Legislators will get $55,000 – no wonder they are against pension reform.
By Bill Zettler
The title of this article tells you everything you need to know about Illinois pensions: they cannot be paid, they will not be paid and they should not be paid. Click here to read part 1.
Why the pensions cannot be paid #3: it’s a cash-flow problem.
Think of the $80 billion unfunded pension liability as the taxpayers 30 year “pension mortgage.” That means our monthly payment is $615 million or $7.4 billion/yr. or about the same as the total sales taxes collected by IL. Note that only taxpayers have to pay for the unfunded pension mortgage, while public employees, representing just 5% of the workers in IL, pay zero.
And like you and your mortgage we still have daily pension expenses to pay in addition to our $7.4 billion annual “pension mortgage” payment. Those pension expenses other than the “mortgage” include pension payouts to retirees, salaries and expenses of pension staff and facilities, and broker/investment costs. In 2010 those expenses totaled $7.2 billion and are growing at more than 8%/yr. So our total cash out in 2010 was $14.6 billion.
On the income side we have employee contributions of $1.4 billion, taxpayer contribution of $3.9 billion and an excellent 14% investment return yielding $6.7 billion for a total of $12 billion. Note that in spite of the constant whining by the press and union officials of payment “shortages” by the state, taxpayers are paying 300% more than employees paid in 2010. Also note that employee contributions are only 10% of our cash flow out.
Including an unsustainable 14% ROI we still have a $2.5 billion negative pension cash flow for 2010. This negative cash flow is projected to grow every year and will be, best-case scenario, at least $5 billion in 2020 despite an $8.9 billion payment by IL taxpayers scheduled for 2020.
So under “best-case” scenario we are scheduled to have more than a $35 billion total negative pension cash flow over the next 10 years. This is not a solution it is a recipe for financial disaster.
And, no, the so-called pension reforms enacted by the legislature will have virtually no effect over the next 10 years.

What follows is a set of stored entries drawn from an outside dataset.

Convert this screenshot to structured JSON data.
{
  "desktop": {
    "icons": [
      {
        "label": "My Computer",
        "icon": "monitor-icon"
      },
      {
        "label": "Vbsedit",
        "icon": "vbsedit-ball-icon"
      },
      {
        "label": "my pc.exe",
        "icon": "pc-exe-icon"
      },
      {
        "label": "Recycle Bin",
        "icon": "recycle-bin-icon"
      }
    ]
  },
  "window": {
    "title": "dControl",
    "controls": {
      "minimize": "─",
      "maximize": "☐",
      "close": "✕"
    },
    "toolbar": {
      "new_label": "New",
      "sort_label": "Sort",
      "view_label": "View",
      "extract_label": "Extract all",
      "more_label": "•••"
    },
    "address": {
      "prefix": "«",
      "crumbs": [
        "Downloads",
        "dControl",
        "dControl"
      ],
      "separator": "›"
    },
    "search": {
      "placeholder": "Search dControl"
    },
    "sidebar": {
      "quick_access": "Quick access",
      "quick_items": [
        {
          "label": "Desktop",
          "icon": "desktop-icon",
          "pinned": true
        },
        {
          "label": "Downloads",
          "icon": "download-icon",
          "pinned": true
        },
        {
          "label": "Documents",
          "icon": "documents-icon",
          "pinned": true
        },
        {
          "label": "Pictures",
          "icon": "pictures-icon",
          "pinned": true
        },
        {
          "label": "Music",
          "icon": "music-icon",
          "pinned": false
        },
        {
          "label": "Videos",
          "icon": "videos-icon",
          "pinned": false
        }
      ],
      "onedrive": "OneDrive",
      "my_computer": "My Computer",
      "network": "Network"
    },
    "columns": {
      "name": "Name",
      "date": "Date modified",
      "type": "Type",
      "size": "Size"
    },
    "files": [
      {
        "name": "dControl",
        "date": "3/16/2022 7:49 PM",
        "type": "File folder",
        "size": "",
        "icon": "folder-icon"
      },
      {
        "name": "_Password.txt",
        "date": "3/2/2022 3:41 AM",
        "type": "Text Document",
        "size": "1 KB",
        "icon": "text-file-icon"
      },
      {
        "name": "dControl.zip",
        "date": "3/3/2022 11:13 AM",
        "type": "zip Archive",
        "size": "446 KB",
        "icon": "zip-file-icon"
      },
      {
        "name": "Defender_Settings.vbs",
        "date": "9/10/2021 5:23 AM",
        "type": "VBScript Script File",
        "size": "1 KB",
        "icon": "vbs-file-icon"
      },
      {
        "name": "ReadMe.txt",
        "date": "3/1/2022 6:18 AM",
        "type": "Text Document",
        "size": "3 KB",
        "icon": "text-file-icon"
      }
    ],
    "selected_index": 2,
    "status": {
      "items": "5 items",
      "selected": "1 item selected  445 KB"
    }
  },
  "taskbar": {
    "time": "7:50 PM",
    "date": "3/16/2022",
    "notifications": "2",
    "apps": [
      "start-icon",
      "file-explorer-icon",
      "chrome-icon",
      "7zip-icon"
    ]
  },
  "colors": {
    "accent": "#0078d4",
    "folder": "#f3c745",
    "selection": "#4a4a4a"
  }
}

Why the pensions WILL NOT be paid: taxpayers have spoken.
In the last 10 months 17 non-binding referendums on the need to reform pensions have been presented to Illinois voters. By an overwhelming margin of 83 % these referendums have been approved.
Taxpayers want significant reforms not the nibbling at the edges the governor and legislature have given us. Enforce the pension rules in effect when the pension guarantee was made and there would be no pension deficit (see ..What Did We Really Guarantee?). All the bennies and increases handed out like candy to the politically connected over the last 20 years need to be reversed
Those politicians who ignore this issue will be replaced beginning in 2012. This does not bode well for Democrats beholden to public sector unions and their political contributions.
Why the pensions SHOULD NOT be paid: the issue of fairness overwhelms all others.
News outlets report almost daily on the disproportionate compensation advantage public employees have over their peers in the private sector. Pensions are so out of whack that it is not unusual for public retirees to have pension payouts five times that of their peers in the private sector (see public/private Music teacher comparison here).
Quinn’s idea to increase taxes on the $40,000 worker to pay for the $400,000 pensions of the non-worker is not going to fly. Instead let’s have zero $100,000 pensions starting immediately with the politicians.
To reiterate: The 95% of Illinois workers who do not have state pensions are angry and they are not going to take it anymore. Taxpayer pension payments more than double employee payments are more than enough. Any employer in the private sector that contributed 230% of his employees pension would be bankrupt which is exactly what IL is for the very same reason. And most certainly that employer would not have to listen to his employees complain and whine that 230% more was not enough.
Dystopian Future Awaits State Retirees Unless Big Changes Are Made Soon.
Pensions that cannot be paid are going to be cut one way or the other. It would be much better for current retirees and workers to work on compromise than to wait for the inevitable de facto pension bankruptcy. Recently Pritchard, Alabama filed for bankruptcy unable to pay the required pensions and unable to get pensioners to take pension reductions. Now the retirees have nothing (see here).
To speed up compromise the state should withhold pension payments (a la Chris Christy in NJ) until a viable solution is reached and use that money to make payments to other entities that have contracts with the state namely the vendors currently owed about $7 billion. Why are contracts with public employees the only ones deemed sacrosanct?
Based upon current payout ratios the IL state pensions have about 7 years of assets left before they run out of money if the state withholds payments.
The days of the taxpayer paying for decades of back-room political deals and every instance of political malfeasance and nonfeasance are over. We have reached our limit and big changes must be made and soon. Otherwise we will put people in office that will make the needed changes.